Oct 21, 2009

Modernism and newness

A thought after an interesting talk by Michael North yesterday on the catchphrase, "Make it new!".
One branch of what will become "modernism" happens when the oppositions between 1) the general and the particular, 2) the abstract and the concrete; 3) the old and the new begin not just to coalesce but to join together under the force of a will to what is in effect a cultural revolution.  Finally these come together for political reasons: the sense that the twentieth century (and the first world war) will mark the decisive failure of progressive democratic humanism. I am thinking here of the modernism invented by Eliot, Pound and Hulme in London 1910-1920 and which will lead to imagism and to Eliotian literary criticism; not to Mallarmean modernism for instance.
Two other elements of this structure are worth noting: it seems to rely on a physiological pyschological extension of Lockean empiricism for which, to put it too crudely, propositional thoughts, which tend to cliche, are generalised reductions of sensations. (That's how the particular and the concrete come together).
And it thinks of the "new" either as an objectiving subtraction from the abstract, the general, the cliche, or as a recombination of particulars (a montage, a constellation).

Oct 19, 2009

Coetzee and modernism

Here's a proposal for an essay I have been asked to write. It's a bit vague at the moment, but I hope to use this space to firm it out in the year I have to submit it. I guess it's an attempt to align my current work on modernist literary criticism and on Blanchot to the demands of postcolonialism.
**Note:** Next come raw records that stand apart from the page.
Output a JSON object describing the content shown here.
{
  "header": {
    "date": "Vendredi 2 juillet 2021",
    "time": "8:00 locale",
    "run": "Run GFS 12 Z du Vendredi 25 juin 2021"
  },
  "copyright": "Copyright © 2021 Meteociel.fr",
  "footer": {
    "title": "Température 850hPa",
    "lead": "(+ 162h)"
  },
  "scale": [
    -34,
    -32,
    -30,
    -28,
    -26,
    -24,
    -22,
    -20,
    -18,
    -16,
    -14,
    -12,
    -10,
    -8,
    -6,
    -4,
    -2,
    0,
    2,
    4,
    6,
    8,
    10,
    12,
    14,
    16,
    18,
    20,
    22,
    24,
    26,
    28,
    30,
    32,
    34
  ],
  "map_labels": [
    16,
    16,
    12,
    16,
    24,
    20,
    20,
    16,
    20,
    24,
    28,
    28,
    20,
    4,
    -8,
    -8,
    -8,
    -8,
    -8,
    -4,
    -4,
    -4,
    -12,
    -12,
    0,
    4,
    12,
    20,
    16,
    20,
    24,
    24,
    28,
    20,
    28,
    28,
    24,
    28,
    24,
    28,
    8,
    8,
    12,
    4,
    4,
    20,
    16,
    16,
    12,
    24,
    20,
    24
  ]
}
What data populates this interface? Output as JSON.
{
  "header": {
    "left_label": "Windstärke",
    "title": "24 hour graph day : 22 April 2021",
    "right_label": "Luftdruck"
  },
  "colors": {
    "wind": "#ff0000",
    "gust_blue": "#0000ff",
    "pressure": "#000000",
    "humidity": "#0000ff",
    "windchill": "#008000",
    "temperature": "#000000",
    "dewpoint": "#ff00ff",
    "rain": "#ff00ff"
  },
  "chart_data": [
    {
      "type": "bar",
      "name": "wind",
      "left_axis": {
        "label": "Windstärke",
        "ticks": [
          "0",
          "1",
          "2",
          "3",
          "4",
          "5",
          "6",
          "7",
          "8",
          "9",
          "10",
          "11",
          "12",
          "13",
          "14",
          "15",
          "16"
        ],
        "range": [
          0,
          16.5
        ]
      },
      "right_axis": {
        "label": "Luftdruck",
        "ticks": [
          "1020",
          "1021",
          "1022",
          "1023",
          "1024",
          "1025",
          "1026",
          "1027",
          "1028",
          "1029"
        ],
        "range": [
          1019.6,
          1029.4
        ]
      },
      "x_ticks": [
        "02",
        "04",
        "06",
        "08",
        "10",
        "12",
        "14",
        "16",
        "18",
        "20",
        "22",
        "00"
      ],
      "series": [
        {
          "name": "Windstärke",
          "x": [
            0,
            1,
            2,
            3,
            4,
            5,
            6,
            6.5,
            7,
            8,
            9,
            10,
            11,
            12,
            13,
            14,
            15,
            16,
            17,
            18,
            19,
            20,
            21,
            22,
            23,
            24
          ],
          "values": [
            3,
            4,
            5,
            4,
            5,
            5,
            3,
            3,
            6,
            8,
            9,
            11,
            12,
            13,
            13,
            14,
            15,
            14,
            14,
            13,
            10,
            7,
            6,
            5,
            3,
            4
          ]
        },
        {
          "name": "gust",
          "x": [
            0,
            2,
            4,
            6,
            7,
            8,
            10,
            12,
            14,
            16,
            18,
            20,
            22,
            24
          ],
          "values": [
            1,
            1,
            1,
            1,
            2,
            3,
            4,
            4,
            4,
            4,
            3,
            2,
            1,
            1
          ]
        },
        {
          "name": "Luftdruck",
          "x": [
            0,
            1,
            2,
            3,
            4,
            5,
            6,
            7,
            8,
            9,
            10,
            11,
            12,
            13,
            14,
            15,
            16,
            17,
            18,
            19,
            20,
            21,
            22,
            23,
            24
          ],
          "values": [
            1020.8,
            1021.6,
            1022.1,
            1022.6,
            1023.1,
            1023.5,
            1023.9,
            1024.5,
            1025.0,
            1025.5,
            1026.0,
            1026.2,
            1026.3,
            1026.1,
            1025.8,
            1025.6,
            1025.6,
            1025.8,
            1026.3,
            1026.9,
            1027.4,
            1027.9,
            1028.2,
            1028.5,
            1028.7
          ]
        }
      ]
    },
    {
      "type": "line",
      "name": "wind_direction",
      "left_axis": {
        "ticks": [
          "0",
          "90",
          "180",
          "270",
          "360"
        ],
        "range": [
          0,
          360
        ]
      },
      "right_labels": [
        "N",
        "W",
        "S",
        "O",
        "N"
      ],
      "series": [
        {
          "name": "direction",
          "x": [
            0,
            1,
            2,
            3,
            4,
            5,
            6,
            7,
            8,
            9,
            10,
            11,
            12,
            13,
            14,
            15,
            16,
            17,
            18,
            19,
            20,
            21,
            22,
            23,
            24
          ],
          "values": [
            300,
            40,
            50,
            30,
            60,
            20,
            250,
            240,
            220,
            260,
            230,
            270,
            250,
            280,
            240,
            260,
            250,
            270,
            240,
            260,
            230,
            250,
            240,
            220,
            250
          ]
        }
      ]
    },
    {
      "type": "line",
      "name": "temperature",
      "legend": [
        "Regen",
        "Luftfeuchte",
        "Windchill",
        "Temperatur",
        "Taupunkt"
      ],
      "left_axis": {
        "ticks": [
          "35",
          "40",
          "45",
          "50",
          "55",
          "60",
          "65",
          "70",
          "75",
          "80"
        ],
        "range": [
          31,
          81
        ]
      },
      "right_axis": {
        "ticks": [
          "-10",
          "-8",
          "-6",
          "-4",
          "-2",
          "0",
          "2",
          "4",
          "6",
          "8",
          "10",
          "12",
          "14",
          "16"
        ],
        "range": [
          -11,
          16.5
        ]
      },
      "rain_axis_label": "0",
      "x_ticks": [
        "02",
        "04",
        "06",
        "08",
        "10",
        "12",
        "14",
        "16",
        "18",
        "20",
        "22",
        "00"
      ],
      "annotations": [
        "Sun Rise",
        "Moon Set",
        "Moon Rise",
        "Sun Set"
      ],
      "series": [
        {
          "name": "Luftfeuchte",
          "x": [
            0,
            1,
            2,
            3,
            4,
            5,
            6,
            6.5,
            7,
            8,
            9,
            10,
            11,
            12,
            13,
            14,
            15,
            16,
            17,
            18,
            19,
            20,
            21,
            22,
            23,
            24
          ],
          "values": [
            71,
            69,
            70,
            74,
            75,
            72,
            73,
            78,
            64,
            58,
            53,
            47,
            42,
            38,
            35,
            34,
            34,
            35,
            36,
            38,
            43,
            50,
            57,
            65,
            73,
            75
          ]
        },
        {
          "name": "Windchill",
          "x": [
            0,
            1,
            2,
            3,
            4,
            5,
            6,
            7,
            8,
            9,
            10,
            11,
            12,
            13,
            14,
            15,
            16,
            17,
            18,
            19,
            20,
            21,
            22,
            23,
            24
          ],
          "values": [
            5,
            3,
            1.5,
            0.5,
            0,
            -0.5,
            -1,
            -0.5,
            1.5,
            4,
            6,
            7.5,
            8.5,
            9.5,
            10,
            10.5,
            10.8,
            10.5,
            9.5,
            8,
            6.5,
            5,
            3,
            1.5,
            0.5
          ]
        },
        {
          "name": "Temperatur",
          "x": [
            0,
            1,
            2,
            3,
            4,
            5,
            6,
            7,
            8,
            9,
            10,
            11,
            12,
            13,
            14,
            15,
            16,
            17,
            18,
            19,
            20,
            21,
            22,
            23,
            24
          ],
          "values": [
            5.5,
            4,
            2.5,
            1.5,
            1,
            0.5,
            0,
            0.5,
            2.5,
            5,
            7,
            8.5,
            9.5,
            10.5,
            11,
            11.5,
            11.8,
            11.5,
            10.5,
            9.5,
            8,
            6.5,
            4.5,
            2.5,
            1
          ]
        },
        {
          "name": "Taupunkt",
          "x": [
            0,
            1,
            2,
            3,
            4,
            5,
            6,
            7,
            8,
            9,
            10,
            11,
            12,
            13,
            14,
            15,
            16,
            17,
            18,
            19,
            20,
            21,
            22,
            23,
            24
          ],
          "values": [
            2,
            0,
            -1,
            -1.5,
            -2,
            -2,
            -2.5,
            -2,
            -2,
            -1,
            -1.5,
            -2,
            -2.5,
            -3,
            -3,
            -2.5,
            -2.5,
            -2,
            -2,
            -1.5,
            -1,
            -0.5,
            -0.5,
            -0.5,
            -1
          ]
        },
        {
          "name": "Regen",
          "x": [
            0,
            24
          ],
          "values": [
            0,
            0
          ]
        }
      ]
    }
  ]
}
Coetzee and the problem of origination.

At the beginning of modernist theorization of literature, T.S. Eliot found the origins of the individual literary text simultaneously in tradition and in experience, even though the latter had been degraded under enlightened modernity. In “The origin of the work of art,” Martin Heidegger proclaimed that the work’s origin was the work itself, albeit an origin that opened a space for the appearance of Being.  Writing after the Second World War, Maurice Blanchot also thought of the origin as the work itself, but now itself configured as an experience which affirms Being’s absence, and indeed exists in the silence the work and its “essential experience” imposes on the endless flow of meanings.
Between them, these formulations provide not just a path into (conservative) European modernism but also a way into Coetzee’s relation to that modernism. His writing endlessly circulate around the problem of their own origin as posed in terms that are at once experiential and ontological and literary. It is no exaggeration to say that Coetzee’s importance as a writer depends largely on his sense of his barred access to a modernist origin for his writing.
This essay will offer a historicist account of Coetzee’s relation to modernism from this perspective. In analyzing his treatment of his work’s origins, it will draw attention both to his position as a colonial writer, as a practicing literary critic and theorist, and to the particular structuration of the late 20th century global literary field for which he writes.

Oct 18, 2009

Fichte and the commercial state

I've been reading Eric Weil's 1951 essay on the French Revolution's intellectual impact on Britain and Germany, published in Essais sur la nature, l'histoire et la politique. I hadn't before realized how important Fichte was as a state theorist. 
According to Weil, Fichte, in his book on the Commercial State, was the first really to theorize the relations between state and society in modern terms , i.e. in terms that look forward to state capitalism (or the welfare state). Influenced by Babeuf's "communism" as much as by Kant, he comes to this against economic internationalism. Indeed, Fichte was a physiocrat and didn't like the way economic activity fails to respect national borders, that's why he posits so early a right to work, a right to education, and understands that the state will be required to manage the market's periodic crises.

Likes (and dislikes)

I've long been fascinated by one author's  unfathomable passion for another. It's the unfathomability that counts: obvious or often-written-about cases (James's admiration for Flaubert or Pope's for Horace for instance) may be important historically but usually aren't fascinating of themselves. (Except sometimes: why did Wordsworth's poems hit the young de Quincey (and Hazlitt too for that matter) with such overwhelming force?  There's a story still to be told there...).
And it doesn't matter much whether the writers in question are obscure or famous.  Why was John Byrom so admiring of Malebranche?  It's an intriguing question, even though these days nobody knows whom John Byrom was. Could the answer be that Malebranche reconfigures the concept of taste in ways which prefigure Le Bos and other later commentators? Probably not. Could it be that he prefigure the Rousseuvian general will? More likely: since that makes sense for Toryism. But it's clearly an insufficient reason.
Some other examples: What exactly did Simone Weil see in Lawrence of Arabia?  Jocelyn Brooke in Aldous Huxley?  Or, another famous case, why exactly did the young T.S. Eliot so admire John Donne?  And, come to that, why did George Eliot and James both hate Stendhal so much?  Why did Forster dismiss James?

It seems to me that answers to such questions would help us understand the force fields which order literary history, i.e. the emotional and ethical dispositions that shape the dispersion of literary styles and tropes across time.

Oct 11, 2009

What is literature?

One answer: literature is that use of language in which impersonal propositions can be properly asserted without evidence or reason.